Théâtre de l’Opéra-Comique

Auteur(s) des paroles :

Jacques-Antoine Révéroni de Saint-Cyr

Compositeur(s) :

M. H. Berton

Sur la page de titre de la brochure, à Paris, chez Heinrichs et chez Vente, an XIII – 1805 :

Le Vaisseau amiral, ou Forbin et Delville, opéra en un acte ; Paroles de M. R. S. C. Musique de M. H. Berton. Représenté pour la première fois le 12 germinal an XIII, sur le Théâtre de l’Opéra comique.

M. R. S. C., c’est le baron Jacques-Antoine Révéroni de Saint-Cyr.

Courrier des spectacles, n° 2970 du 13 germinal an 13 [3 avril 1805], p. 2 :

[Le critique du Courrier des spectacles est visiblement subjugué par le spectacle original que la pièce offre.

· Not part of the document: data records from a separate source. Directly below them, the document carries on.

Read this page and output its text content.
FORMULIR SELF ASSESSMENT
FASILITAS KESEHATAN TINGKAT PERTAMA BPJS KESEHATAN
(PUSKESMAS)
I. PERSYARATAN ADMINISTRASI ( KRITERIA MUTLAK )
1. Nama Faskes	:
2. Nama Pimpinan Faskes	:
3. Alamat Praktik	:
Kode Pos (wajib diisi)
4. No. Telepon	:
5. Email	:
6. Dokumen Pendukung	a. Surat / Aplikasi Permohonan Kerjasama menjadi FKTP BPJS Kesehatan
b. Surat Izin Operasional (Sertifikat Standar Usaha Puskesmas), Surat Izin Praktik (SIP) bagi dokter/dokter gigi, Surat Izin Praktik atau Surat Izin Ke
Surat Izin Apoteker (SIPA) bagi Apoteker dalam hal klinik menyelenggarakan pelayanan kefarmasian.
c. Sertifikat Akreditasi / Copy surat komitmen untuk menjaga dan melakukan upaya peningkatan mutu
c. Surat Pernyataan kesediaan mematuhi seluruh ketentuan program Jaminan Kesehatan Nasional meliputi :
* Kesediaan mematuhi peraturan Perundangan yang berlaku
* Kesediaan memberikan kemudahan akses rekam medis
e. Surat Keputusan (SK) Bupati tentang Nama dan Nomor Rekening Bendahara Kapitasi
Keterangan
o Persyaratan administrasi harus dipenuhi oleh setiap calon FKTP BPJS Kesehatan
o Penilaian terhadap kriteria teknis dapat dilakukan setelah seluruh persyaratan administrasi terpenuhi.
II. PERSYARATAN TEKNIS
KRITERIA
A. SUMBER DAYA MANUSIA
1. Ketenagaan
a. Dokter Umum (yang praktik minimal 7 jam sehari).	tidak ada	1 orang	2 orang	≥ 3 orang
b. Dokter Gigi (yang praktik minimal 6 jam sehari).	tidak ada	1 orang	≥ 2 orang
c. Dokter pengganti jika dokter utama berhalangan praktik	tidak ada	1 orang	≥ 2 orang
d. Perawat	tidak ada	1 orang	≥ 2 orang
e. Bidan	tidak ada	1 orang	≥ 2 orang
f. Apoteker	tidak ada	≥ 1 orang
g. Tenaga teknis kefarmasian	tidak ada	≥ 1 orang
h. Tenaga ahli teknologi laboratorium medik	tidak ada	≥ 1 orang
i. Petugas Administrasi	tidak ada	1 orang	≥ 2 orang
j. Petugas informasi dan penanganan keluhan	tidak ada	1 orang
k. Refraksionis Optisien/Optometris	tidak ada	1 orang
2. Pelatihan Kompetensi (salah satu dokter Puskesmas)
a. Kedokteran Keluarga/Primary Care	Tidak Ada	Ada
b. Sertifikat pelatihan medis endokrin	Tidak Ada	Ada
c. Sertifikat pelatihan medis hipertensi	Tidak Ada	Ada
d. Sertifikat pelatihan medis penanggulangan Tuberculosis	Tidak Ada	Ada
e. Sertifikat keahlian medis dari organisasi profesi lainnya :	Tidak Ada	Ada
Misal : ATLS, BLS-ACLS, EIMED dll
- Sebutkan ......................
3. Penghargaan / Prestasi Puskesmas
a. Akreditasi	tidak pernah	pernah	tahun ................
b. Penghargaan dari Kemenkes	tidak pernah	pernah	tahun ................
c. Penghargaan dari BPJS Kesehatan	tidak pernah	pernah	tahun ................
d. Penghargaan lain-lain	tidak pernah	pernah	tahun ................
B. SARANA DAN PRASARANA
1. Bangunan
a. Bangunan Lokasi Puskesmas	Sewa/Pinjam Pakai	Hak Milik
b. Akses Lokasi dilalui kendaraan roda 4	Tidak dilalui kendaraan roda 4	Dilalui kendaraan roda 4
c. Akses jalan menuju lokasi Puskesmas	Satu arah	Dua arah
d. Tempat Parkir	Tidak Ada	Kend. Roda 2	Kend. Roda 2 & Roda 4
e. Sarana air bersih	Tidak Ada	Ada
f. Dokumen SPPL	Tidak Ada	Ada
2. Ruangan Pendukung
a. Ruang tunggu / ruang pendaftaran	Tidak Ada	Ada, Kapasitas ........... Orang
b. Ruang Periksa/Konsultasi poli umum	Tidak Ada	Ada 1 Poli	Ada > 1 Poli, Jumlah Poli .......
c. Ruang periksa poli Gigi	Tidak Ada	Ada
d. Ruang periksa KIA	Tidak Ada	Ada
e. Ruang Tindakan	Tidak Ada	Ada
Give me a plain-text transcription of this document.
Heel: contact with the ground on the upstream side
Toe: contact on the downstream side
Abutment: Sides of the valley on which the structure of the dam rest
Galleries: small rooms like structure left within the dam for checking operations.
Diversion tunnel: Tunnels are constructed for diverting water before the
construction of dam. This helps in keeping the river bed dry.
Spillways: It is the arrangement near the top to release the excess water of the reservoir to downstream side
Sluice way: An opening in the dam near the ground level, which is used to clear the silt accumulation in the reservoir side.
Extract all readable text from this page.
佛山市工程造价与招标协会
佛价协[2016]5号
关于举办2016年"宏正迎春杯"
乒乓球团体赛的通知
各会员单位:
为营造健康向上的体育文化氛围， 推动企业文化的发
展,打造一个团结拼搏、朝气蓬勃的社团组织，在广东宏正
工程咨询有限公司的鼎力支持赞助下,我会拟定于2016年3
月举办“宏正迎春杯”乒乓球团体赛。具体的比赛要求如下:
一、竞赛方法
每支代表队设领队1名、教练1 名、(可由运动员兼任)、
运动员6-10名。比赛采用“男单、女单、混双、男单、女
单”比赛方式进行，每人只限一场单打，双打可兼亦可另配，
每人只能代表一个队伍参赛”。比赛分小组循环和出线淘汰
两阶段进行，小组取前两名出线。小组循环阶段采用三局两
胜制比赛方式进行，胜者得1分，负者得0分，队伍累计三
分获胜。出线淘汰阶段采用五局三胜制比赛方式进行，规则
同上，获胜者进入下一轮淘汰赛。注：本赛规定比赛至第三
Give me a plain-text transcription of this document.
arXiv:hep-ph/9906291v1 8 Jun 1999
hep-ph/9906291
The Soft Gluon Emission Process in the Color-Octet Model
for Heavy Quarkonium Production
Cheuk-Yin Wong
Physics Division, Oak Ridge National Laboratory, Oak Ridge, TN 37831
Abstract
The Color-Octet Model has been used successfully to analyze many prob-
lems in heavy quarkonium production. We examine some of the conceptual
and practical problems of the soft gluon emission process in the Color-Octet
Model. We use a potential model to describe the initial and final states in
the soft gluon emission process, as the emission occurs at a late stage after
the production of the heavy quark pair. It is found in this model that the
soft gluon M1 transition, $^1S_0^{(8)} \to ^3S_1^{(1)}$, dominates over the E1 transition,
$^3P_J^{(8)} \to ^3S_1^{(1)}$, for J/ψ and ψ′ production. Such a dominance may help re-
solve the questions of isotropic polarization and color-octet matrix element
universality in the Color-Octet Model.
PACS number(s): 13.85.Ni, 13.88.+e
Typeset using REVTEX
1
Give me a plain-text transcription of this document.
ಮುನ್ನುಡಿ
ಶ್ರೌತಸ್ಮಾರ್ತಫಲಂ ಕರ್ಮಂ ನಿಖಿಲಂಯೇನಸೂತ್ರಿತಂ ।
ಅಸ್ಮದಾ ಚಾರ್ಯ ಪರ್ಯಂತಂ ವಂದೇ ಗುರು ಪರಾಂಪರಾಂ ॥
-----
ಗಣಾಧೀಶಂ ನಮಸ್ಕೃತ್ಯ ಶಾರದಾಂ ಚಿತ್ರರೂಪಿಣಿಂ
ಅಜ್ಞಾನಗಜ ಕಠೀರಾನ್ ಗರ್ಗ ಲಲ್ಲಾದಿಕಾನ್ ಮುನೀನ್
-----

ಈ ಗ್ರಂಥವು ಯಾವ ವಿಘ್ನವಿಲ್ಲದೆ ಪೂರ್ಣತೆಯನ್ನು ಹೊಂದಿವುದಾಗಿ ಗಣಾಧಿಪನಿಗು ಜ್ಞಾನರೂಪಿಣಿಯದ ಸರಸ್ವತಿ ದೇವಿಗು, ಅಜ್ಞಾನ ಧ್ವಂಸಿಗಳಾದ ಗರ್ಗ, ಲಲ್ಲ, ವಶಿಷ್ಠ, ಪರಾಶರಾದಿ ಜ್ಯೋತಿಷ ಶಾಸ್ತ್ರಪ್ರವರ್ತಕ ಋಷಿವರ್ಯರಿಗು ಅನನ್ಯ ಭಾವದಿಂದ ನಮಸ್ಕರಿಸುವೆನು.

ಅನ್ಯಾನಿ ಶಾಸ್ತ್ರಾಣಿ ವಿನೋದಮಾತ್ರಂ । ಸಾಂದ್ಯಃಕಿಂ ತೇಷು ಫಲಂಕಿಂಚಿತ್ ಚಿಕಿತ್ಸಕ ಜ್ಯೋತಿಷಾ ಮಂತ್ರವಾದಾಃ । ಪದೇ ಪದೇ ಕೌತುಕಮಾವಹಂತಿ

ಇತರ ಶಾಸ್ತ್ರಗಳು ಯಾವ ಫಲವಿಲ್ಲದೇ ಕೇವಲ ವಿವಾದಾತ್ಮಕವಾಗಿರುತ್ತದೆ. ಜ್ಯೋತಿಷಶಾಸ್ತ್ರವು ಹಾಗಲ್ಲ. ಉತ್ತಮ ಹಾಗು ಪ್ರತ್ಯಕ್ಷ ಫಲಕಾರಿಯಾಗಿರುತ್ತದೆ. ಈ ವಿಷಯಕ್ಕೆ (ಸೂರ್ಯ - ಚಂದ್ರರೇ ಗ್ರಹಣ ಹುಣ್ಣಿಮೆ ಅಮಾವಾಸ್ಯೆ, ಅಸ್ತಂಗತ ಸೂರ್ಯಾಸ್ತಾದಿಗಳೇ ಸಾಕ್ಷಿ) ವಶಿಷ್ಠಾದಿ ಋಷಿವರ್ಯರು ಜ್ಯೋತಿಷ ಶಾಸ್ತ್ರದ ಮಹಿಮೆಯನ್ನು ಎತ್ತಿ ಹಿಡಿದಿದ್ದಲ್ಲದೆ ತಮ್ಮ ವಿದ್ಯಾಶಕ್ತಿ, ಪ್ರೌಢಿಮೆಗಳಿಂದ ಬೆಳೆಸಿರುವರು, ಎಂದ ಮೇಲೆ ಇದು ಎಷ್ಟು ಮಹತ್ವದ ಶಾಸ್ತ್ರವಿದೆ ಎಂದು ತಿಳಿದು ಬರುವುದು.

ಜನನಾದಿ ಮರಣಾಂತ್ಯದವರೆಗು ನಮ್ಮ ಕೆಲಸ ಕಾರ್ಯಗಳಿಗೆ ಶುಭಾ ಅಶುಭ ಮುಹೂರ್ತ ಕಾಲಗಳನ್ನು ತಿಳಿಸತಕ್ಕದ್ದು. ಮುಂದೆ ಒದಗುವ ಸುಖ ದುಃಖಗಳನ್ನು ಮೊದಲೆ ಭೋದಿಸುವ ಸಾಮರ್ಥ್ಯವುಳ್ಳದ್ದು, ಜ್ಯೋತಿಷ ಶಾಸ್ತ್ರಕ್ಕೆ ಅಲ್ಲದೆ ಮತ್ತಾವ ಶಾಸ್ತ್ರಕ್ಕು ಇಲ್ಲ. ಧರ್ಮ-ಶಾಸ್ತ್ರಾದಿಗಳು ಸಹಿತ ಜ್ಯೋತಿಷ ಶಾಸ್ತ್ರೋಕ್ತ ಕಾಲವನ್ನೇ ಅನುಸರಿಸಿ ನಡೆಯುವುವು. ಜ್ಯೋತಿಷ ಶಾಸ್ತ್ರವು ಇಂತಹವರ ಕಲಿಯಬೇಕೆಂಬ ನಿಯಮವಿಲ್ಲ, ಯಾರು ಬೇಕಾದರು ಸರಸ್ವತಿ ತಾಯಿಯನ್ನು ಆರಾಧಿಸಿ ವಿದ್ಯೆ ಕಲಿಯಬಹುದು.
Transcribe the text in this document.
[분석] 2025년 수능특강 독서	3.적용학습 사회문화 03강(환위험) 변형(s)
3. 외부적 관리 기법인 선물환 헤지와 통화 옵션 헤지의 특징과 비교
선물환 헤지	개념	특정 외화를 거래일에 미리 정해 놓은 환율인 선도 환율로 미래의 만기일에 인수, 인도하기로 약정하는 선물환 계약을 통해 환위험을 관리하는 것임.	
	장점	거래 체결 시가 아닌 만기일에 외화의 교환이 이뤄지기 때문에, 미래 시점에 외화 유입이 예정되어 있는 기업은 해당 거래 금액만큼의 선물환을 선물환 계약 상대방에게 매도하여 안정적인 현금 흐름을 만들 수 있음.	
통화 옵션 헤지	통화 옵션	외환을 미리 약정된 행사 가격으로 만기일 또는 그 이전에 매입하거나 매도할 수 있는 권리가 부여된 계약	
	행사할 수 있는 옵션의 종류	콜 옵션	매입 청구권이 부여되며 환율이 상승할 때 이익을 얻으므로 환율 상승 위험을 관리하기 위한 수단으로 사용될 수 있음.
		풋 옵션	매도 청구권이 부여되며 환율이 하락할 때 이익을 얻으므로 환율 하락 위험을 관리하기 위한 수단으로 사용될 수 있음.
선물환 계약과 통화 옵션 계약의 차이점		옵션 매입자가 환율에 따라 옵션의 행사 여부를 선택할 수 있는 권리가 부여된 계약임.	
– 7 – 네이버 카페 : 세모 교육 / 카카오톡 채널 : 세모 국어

Il insiste beaucoup sur le décor choisi, un vaisseau de guerre dont on voit tous les aspects, de la vie quotidienne à l’abordage d’un autre vaisseau. Il a vu ce qu’il croit une nouveauté, qui ne pourrait être surpassée par une pièce dans un ballon aérostatique, à condition que les aérostiers à la mode, les Garnerin, proposent dans leur vie une situation digne de l’Opéra-Comique. Car la pièce présente une intrigue sentimentale dont le critique accepte l’invraisemblance sans sourciller : une jeune mariée que son mari a dû quitter le lendemain des noces et qui décide de le rejoindre dans son port d’attache où elle se fait passer pour un homme. Une part importante de l’action consiste dans la tentative de l’oncle du marié, qui n’accepte évidemment pas le mariage de son neveu (c’est le rôle habituel des oncles de théâtre), de vérifier que ce jeune officier est un homme ou une femme. Une fois établi qu’il est une femme, un combat éclate, et le jeune couple sort le vaisseau de l’oncle d’une situation désespérée : il est bien obligé de ratifier le mariage de son neveu. Le jugement porté in fine revient sur l’extraordinaire décor où la pièce se déroule. Rien sur l’intrigue. La musique de Berton est jugée « pleine d’esprit, de variété et de mouve ment », et c’est l’ouverture qui est mise en avant, ainsi qu’un air, « d’une facture pleine de sentiment et de grâce ». Quant à l’auteur des paroles, il a souhaité un anonymat que la brochure lève sans ambiguïté.]

Théâtre de l’Opéra-Comique.

Le Vaisseau amiral, ou Forbin et Derville

L’intrigue aux fenêtres est une idée mesquine ; une conception puérile en comparaison du Vaisseau amiral. Prendre la pleine mer pour lieu de la scène, transformer le théâtre en vaisseau de ligne, avoir pour acteurs des matelots et des mousses, pour musique le bruit du canon, livrer un combat naval dans les coulisses, voilà un projet vraiment neuf, une pensée originale et profonde.

Il y a quelques années qu’on fit exécuter à Versailles un ballet dans les nuages ; cette nouveauté eut le succès le plus brillant ; le Vaisseau amiral n’a pas été moins heureux. Il faut avoir assisté à cette représentation pour se former une idée de l’affluence des spectateurs. Depuis long-tems on attendoit qu’il plût au patron du vaisseau de mettre à la voile ; on avoit peine à imaginer comment une intrigue de théâtre se formeroit dans les eaux de l’Océan ou de la Méditerranée ? mais il ne faut désespérer de rien : y a-t-il quelque chose d’impossible au courage comme au génie français ?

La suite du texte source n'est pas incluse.